I came across very strange behavior in gcc regarding operators and functions marked with __attribute((const)) . Logical and arithmetic operators lead to various optimizations, and I donβt understand why.
Actually, this is not a mistake, since __attribute((const)) is just a hint, and there is no guarantee of its influence, but still it is very surprising. Anyone have any explanation?
Here is the code. Therefore, I define the __attribute((const)) function:
int f(int & counter) __attribute((const)); int f(int & counter) { ++counter; return 0; }
Then I define a statement validation macro. This is done using macros rather than templates / functors to present simple code to the compiler and simplify optimization:
int global = 0; // forces results to be computed #define TestOp(OP) \ { \ int n = 0; \ global += (f(n) OP f(n)); \ std::cout << "op" #OP " calls f " << n << " times" << std::endl; \ }
And finally, I test the different operators as follows.
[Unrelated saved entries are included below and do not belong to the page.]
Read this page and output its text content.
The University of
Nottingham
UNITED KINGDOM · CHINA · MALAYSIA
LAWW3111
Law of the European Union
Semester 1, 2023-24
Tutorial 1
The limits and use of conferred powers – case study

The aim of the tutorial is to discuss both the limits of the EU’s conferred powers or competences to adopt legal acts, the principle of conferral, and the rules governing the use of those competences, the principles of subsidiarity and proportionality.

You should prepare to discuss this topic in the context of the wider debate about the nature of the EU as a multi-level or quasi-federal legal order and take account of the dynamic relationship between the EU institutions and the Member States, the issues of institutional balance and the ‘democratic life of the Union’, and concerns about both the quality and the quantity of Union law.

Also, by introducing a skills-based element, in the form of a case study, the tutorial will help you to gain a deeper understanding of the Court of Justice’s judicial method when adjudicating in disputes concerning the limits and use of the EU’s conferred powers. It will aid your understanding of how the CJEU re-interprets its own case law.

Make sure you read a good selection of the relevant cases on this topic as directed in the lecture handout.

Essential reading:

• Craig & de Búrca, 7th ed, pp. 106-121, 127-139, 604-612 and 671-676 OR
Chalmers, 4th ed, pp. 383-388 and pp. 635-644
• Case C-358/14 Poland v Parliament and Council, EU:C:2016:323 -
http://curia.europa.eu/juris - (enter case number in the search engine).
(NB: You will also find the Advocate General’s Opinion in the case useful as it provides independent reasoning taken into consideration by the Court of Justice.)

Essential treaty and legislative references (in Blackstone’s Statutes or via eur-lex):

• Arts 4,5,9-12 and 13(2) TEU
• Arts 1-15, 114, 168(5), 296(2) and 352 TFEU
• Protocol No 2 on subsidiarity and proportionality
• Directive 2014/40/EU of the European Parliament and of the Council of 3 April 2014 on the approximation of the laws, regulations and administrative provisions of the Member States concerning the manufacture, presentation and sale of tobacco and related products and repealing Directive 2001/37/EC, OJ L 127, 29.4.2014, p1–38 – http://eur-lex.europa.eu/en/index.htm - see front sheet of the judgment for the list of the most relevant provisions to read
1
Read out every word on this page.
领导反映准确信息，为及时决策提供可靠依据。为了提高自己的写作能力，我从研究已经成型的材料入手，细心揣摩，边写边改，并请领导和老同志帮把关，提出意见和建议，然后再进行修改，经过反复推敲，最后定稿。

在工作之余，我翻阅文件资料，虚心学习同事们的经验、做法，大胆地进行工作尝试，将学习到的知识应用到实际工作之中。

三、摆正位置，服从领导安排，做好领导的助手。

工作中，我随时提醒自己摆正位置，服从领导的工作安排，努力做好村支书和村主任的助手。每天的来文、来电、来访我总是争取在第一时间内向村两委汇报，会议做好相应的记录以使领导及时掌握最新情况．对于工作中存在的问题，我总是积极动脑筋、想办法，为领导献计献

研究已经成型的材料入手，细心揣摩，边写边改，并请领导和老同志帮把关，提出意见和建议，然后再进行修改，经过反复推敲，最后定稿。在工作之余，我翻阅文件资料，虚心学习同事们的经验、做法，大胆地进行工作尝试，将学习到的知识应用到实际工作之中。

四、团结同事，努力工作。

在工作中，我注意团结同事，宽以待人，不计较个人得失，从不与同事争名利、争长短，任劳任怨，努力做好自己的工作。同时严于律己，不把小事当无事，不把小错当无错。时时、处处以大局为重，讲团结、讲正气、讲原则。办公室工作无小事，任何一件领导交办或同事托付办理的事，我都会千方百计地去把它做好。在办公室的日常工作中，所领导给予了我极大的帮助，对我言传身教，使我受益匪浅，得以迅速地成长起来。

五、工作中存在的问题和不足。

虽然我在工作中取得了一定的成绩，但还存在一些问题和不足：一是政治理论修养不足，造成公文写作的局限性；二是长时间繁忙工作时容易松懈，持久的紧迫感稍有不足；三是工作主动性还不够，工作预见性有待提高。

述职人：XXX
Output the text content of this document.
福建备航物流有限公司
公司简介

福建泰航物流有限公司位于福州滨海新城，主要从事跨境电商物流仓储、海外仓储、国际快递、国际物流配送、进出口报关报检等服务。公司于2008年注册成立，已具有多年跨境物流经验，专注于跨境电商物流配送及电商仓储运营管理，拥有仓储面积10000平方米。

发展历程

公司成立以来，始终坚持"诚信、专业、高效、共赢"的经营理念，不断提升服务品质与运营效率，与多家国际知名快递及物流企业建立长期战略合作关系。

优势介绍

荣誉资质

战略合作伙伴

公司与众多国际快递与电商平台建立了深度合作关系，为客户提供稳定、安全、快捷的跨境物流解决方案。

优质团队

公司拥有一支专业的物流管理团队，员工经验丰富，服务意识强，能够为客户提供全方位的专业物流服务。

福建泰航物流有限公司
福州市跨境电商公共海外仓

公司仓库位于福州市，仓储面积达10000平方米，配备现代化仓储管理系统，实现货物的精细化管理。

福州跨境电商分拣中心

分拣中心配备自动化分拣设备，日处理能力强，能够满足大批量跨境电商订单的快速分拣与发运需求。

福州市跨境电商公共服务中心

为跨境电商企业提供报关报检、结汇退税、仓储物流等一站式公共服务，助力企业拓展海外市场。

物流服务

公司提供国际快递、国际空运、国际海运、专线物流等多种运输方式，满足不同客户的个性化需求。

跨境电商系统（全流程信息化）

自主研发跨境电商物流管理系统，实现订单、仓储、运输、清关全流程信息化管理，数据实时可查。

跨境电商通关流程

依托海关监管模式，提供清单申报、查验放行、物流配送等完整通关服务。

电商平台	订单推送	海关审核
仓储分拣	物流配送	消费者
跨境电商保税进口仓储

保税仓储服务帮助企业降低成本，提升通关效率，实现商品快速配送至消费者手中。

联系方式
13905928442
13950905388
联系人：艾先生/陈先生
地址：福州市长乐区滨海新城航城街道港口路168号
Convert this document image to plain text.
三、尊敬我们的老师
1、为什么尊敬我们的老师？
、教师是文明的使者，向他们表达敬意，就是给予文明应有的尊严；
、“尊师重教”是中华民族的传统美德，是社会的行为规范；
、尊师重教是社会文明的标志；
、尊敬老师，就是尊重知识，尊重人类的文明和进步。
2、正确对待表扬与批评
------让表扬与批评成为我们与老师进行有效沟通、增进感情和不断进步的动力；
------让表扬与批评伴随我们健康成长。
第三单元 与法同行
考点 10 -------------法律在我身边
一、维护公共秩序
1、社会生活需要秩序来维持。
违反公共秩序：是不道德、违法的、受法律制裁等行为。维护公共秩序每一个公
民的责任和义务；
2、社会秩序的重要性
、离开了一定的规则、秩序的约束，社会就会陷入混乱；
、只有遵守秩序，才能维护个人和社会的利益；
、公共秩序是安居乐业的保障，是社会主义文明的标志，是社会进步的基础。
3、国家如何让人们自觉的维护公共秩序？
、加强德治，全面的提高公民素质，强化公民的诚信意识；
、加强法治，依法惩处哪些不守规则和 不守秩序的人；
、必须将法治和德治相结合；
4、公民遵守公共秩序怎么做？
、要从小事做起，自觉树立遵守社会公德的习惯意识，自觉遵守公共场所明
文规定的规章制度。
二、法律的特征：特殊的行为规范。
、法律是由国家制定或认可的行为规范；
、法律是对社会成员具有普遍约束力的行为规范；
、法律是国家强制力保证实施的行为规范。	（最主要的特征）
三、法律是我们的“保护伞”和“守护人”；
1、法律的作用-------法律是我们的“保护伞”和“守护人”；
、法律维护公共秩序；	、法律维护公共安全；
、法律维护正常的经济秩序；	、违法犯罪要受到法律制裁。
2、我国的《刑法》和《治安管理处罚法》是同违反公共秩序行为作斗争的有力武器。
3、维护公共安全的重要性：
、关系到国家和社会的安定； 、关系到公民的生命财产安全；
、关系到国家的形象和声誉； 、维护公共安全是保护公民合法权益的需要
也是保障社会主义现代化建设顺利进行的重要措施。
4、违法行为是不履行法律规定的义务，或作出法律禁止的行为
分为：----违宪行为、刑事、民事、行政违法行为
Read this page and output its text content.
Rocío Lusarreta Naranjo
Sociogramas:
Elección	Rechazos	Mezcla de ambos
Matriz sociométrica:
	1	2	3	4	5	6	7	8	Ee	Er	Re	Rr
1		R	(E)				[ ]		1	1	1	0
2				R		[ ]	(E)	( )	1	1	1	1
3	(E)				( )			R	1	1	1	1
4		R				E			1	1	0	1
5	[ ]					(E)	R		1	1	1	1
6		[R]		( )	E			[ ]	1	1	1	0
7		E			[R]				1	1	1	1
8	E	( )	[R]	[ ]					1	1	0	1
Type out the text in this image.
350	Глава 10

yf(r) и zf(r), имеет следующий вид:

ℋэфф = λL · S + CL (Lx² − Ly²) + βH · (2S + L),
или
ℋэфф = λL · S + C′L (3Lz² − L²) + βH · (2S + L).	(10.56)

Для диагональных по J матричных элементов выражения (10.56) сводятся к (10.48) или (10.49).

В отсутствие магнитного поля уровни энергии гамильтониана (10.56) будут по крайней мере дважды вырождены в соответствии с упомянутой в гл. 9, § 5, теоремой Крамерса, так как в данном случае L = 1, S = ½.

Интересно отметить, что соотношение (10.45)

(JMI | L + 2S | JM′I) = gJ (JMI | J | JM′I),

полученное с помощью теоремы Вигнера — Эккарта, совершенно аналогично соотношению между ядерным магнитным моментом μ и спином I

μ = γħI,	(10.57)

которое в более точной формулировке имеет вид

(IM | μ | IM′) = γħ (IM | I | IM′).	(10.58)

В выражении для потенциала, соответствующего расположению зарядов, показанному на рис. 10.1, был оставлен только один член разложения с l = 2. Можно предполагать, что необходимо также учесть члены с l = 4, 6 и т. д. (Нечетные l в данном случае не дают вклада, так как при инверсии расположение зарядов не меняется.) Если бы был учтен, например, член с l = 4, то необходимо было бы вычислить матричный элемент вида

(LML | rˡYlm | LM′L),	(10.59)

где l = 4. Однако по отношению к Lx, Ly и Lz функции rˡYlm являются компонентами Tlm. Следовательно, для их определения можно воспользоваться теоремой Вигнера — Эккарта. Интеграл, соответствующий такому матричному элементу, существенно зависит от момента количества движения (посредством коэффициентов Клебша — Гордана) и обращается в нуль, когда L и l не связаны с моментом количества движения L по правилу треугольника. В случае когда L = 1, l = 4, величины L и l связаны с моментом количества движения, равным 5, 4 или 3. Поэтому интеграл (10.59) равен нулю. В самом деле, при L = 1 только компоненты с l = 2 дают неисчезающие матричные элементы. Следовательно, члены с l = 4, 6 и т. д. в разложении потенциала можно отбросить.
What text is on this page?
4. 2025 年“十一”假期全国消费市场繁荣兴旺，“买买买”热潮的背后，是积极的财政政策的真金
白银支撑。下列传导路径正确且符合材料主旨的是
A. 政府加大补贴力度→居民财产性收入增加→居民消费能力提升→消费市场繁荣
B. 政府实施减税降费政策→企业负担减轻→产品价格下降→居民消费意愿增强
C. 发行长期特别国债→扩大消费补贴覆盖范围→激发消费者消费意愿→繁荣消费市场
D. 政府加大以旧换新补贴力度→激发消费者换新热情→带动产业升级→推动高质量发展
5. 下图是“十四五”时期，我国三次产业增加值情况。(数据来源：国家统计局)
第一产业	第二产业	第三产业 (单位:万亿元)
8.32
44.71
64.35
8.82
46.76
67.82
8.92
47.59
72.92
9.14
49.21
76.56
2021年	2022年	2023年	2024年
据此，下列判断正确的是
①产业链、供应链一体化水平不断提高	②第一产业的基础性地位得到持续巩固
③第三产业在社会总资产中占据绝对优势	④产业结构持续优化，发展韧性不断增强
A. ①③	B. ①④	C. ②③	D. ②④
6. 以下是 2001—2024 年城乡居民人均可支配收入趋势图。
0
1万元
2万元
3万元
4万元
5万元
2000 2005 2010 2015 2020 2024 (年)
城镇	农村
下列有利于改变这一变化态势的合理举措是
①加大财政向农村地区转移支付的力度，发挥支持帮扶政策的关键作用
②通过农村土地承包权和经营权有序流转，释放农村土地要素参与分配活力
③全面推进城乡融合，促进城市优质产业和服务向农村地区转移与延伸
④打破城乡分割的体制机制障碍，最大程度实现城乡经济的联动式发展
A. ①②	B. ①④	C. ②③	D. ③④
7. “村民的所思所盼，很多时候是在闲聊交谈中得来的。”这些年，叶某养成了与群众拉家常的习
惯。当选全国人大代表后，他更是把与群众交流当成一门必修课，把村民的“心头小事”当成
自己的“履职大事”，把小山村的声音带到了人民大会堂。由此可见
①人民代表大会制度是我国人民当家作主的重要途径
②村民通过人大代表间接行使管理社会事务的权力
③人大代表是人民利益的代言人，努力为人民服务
Comments correspond to the output of g++-4.8 -std=c++11 -O2 -Wall -pedantic the same output in -O3 and -Ofast
int main() { // all calls optimized away TestOp(^) // 0 TestOp(-) // 0 // one call is optimized away TestOp(|) // 1 TestOp(&) // 1 TestOp(||) // 1 TestOp(&&) // 1 // no optimization TestOp(+) // 2 TestOp(*) // 2 return global; }
My question is: why do arithmetic operators give two calls? Why can't f()+f() be optimized like 2*f() ? Is there any way to help / force this optimization? At first I thought that multiplication could be expensive, but I tried using f()+....+f() , and 10 additions are still not reduced to 10*f() . In addition, since arithmetic is int , the order of operations does not matter (unlike float s).
I also checked asm, but that does not help: all ints seem to be pre-computed at compile time.